1 small cucumber thinly sliced
1 small carrot julienned
¼ tsp salt
1 bundle of glass noodles
⅓ lb crab sticks
2 tsp black sesame seeds
1 scallion chopped
¼ cup Japanese mayonnaise or less, adjust to your liking
2 tsp lemon juice
Lemon zest from half lemon


  • In a bowl, stir together the cucumber, carrot and salt. Set aside.
  • Cover the glass noodles with boiling water and soak for around 7-10 minutes.
  • Shred the crab sticks. The proper technique is rolling it between your hands, and pulling the strands apart.

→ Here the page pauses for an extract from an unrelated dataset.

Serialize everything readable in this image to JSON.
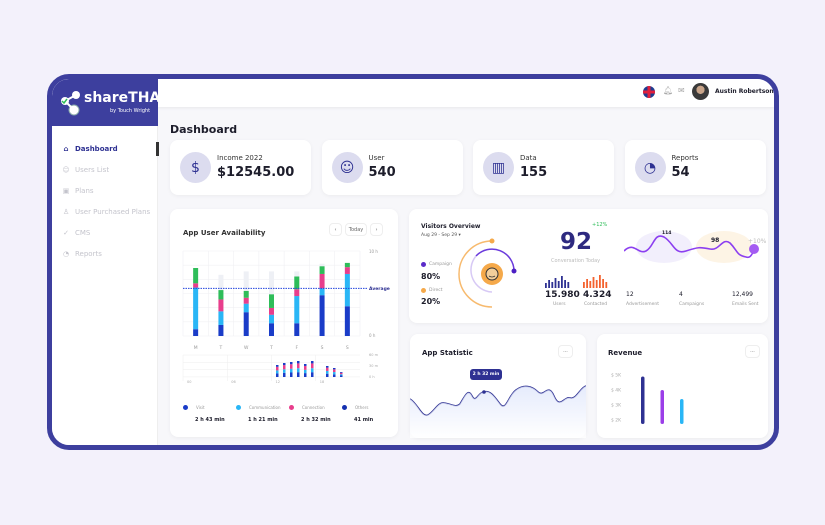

  • Squeeze as much liquid as possible from the cucumber and carrot, then add to the bowl with kanikama (crab sticks). Drain well and rinse the noodles with cold water. Cut into shorter pieces using kitchen scissors. You could break them before cooking, whatever is easier.
  • Add mayonnaise, black sesame seeds, scallions, lemon juice and lemon zest. Toss all ingredients together and serve over some fresh lettuce.